Does that mean my heroes are perfect? Not by a long shot. They have flaws, they make mistakes, they do things they probably shouldn’t. But they learn from their mistakes. They strive to become better men.
My heroes care about others, even if they sometimes approach situations in the wrong way or misunderstand another’s intentions. They do their best.
I don’t think a man has to swim with sharks, fight an army of knife-wielding zombies, or walk through flames to prove he’s a hero. If a man has to perform death-defying acts to be called heroic, then something is wrong with our way of thinking.
Are we failing to recognize the true qualities a hero should possess? It’s not just having courage in the face of disaster. It’s not simply a matter of doing something out-of-the-ordinary when challenged. For me, a man becomes a hero by living a good life, by being steadfast and responsible, by keeping promises and being there for the woman he loves.
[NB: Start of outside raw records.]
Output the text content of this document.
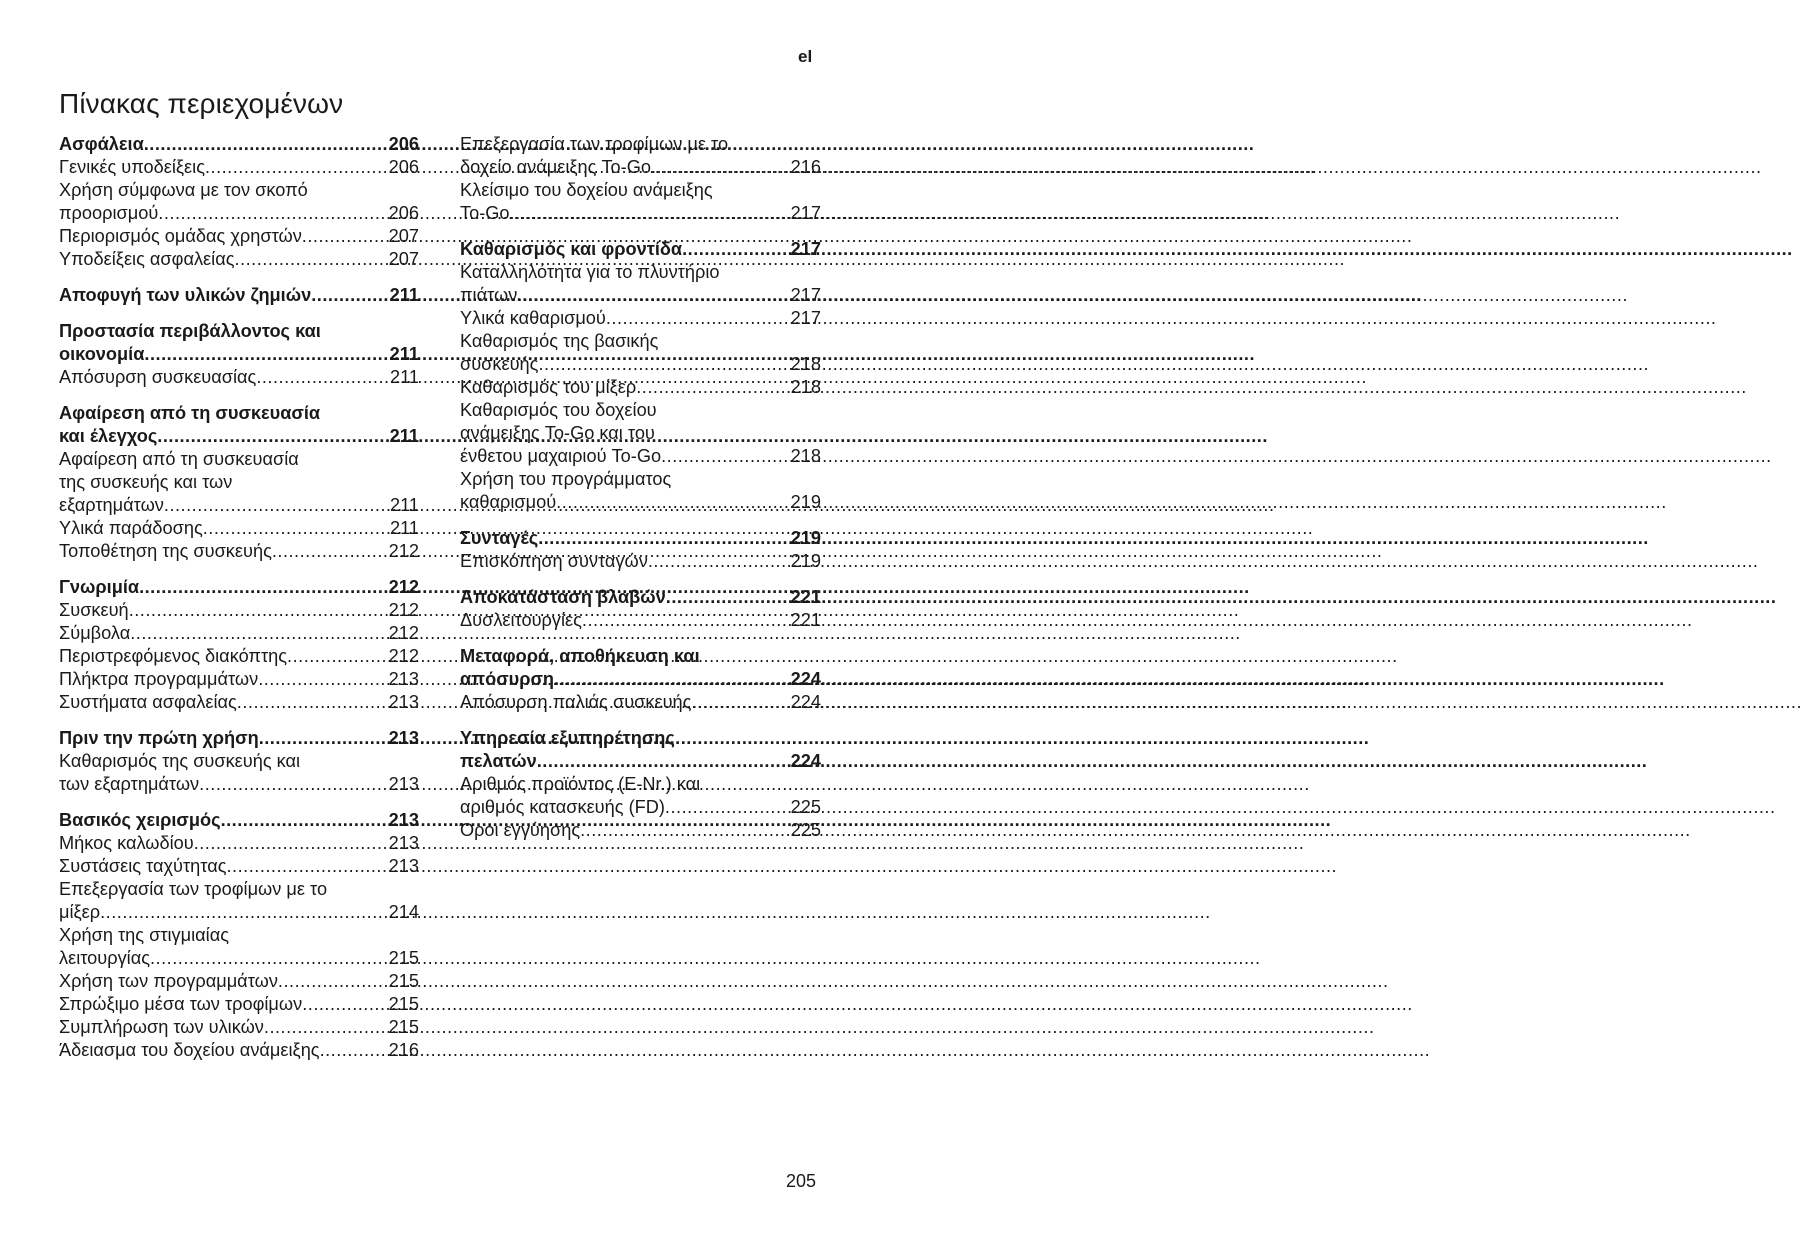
el
Πίνακας περιεχομένων
Ασφάλεια .....	206
Γενικές υποδείξεις .....	206
Χρήση σύμφωνα με τον σκοπό
προορισμού .....	206
Περιορισμός ομάδας χρηστών .....	207
Υποδείξεις ασφαλείας .....	207
Αποφυγή των υλικών ζημιών .....	211
Προστασία περιβάλλοντος και
οικονομία .....	211
Απόσυρση συσκευασίας .....	211
Αφαίρεση από τη συσκευασία
και έλεγχος .....	211
Αφαίρεση από τη συσκευασία
της συσκευής και των
εξαρτημάτων .....	211
Υλικά παράδοσης .....	211
Τοποθέτηση της συσκευής .....	212
Γνωριμία .....	212
Συσκευή .....	212
Σύμβολα .....	212
Περιστρεφόμενος διακόπτης .....	212
Πλήκτρα προγραμμάτων .....	213
Συστήματα ασφαλείας .....	213
Πριν την πρώτη χρήση .....	213
Καθαρισμός της συσκευής και
των εξαρτημάτων .....	213
Βασικός χειρισμός .....	213
Μήκος καλωδίου .....	213
Συστάσεις ταχύτητας .....	213
Επεξεργασία των τροφίμων με το
μίξερ .....	214
Χρήση της στιγμιαίας
λειτουργίας .....	215
Χρήση των προγραμμάτων .....	215
Σπρώξιμο μέσα των τροφίμων .....	215
Συμπλήρωση των υλικών .....	215
Άδειασμα του δοχείου ανάμειξης .....	216
Επεξεργασία των τροφίμων με το
δοχείο ανάμειξης To-Go .....	216
Κλείσιμο του δοχείου ανάμειξης
To-Go .....	217
Καθαρισμός και φροντίδα .....	217
Καταλληλότητα για το πλυντήριο
πιάτων .....	217
Υλικά καθαρισμού .....	217
Καθαρισμός της βασικής
συσκευής .....	218
Καθαρισμός του μίξερ .....	218
Καθαρισμός του δοχείου
ανάμειξης To-Go και του
ένθετου μαχαιριού To-Go .....	218
Χρήση του προγράμματος
καθαρισμού .....	219
Συνταγές .....	219
Επισκόπηση συνταγών .....	219
Αποκατάσταση βλαβών .....	221
Δυσλειτουργίες .....	221
Μεταφορά, αποθήκευση και
απόσυρση .....	224
Απόσυρση παλιάς συσκευής .....	224
Υπηρεσία εξυπηρέτησης
πελατών .....	224
Αριθμός προϊόντος (E-Nr.) και
αριθμός κατασκευής (FD) .....	225
Όροι εγγύησης .....	225
205
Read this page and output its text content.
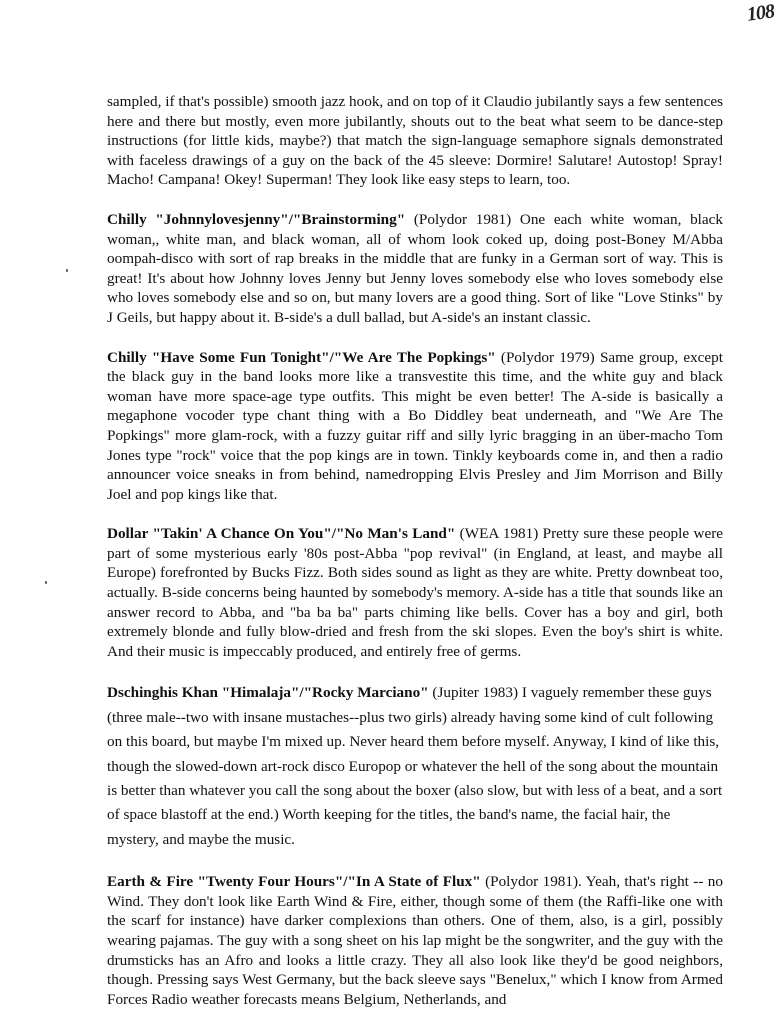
108

sampled, if that's possible) smooth jazz hook, and on top of it Claudio jubilantly says a few sentences here and there but mostly, even more jubilantly, shouts out to the beat what seem to be dance-step instructions (for little kids, maybe?) that match the sign-language semaphore signals demonstrated with faceless drawings of a guy on the back of the 45 sleeve: Dormire! Salutare! Autostop! Spray! Macho! Campana! Okey! Superman! They look like easy steps to learn, too.

Chilly "Johnnylovesjenny"/"Brainstorming" (Polydor 1981) One each white woman, black woman,, white man, and black woman, all of whom look coked up, doing post-Boney M/Abba oompah-disco with sort of rap breaks in the middle that are funky in a German sort of way. This is great! It's about how Johnny loves Jenny but Jenny loves somebody else who loves somebody else who loves somebody else and so on, but many lovers are a good thing. Sort of like "Love Stinks" by J Geils, but happy about it. B-side's a dull ballad, but A-side's an instant classic.

Chilly "Have Some Fun Tonight"/"We Are The Popkings" (Polydor 1979) Same group, except the black guy in the band looks more like a transvestite this time, and the white guy and black woman have more space-age type outfits. This might be even better! The A-side is basically a megaphone vocoder type chant thing with a Bo Diddley beat underneath, and "We Are The Popkings" more glam-rock, with a fuzzy guitar riff and silly lyric bragging in an über-macho Tom Jones type "rock" voice that the pop kings are in town. Tinkly keyboards come in, and then a radio announcer voice sneaks in from behind, namedropping Elvis Presley and Jim Morrison and Billy Joel and pop kings like that.

Dollar "Takin' A Chance On You"/"No Man's Land" (WEA 1981) Pretty sure these people were part of some mysterious early '80s post-Abba "pop revival" (in England, at least, and maybe all Europe) forefronted by Bucks Fizz. Both sides sound as light as they are white. Pretty downbeat too, actually. B-side concerns being haunted by somebody's memory. A-side has a title that sounds like an answer record to Abba, and "ba ba ba" parts chiming like bells. Cover has a boy and girl, both extremely blonde and fully blow-dried and fresh from the ski slopes. Even the boy's shirt is white. And their music is impeccably produced, and entirely free of germs.

Dschinghis Khan "Himalaja"/"Rocky Marciano" (Jupiter 1983) I vaguely remember these guys (three male--two with insane mustaches--plus two girls) already having some kind of cult following on this board, but maybe I'm mixed up. Never heard them before myself. Anyway, I kind of like this, though the slowed-down art-rock disco Europop or whatever the hell of the song about the mountain is better than whatever you call the song about the boxer (also slow, but with less of a beat, and a sort of space blastoff at the end.) Worth keeping for the titles, the band's name, the facial hair, the mystery, and maybe the music.

Earth & Fire "Twenty Four Hours"/"In A State of Flux" (Polydor 1981). Yeah, that's right -- no Wind. They don't look like Earth Wind & Fire, either, though some of them (the Raffi-like one with the scarf for instance) have darker complexions than others. One of them, also, is a girl, possibly wearing pajamas. The guy with a song sheet on his lap might be the songwriter, and the guy with the drumsticks has an Afro and looks a little crazy. They all also look like they'd be good neighbors, though. Pressing says West Germany, but the back sleeve says "Benelux," which I know from Armed Forces Radio weather forecasts means Belgium, Netherlands, and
Most of all, a hero is a man who’s capable of love — great love. A hero is a man who is neither ashamed nor afraid to show his feelings. The strongest man, I believe, is the one who can show tenderness, the one who treats others with respect, the one who believes in honesty and hard work.
When I find these qualities in a man, I know he really is “my hero”, and I’d be willing to bet that if I ever found myself in shark-infested waters, he would jump in to save me. But he doesn’t need to do great feats to prove himself to me because the little acts of love are all the proof I need.
For this Valentine’s Day, I want to say “I love you” to my hero, my husband, the love of my life, and to all the everyday, unsung heroes among us, the faithful husbands and lovers, fathers and friends who stand by us day after day, helping us in so many ways, and bringing joy into our lives.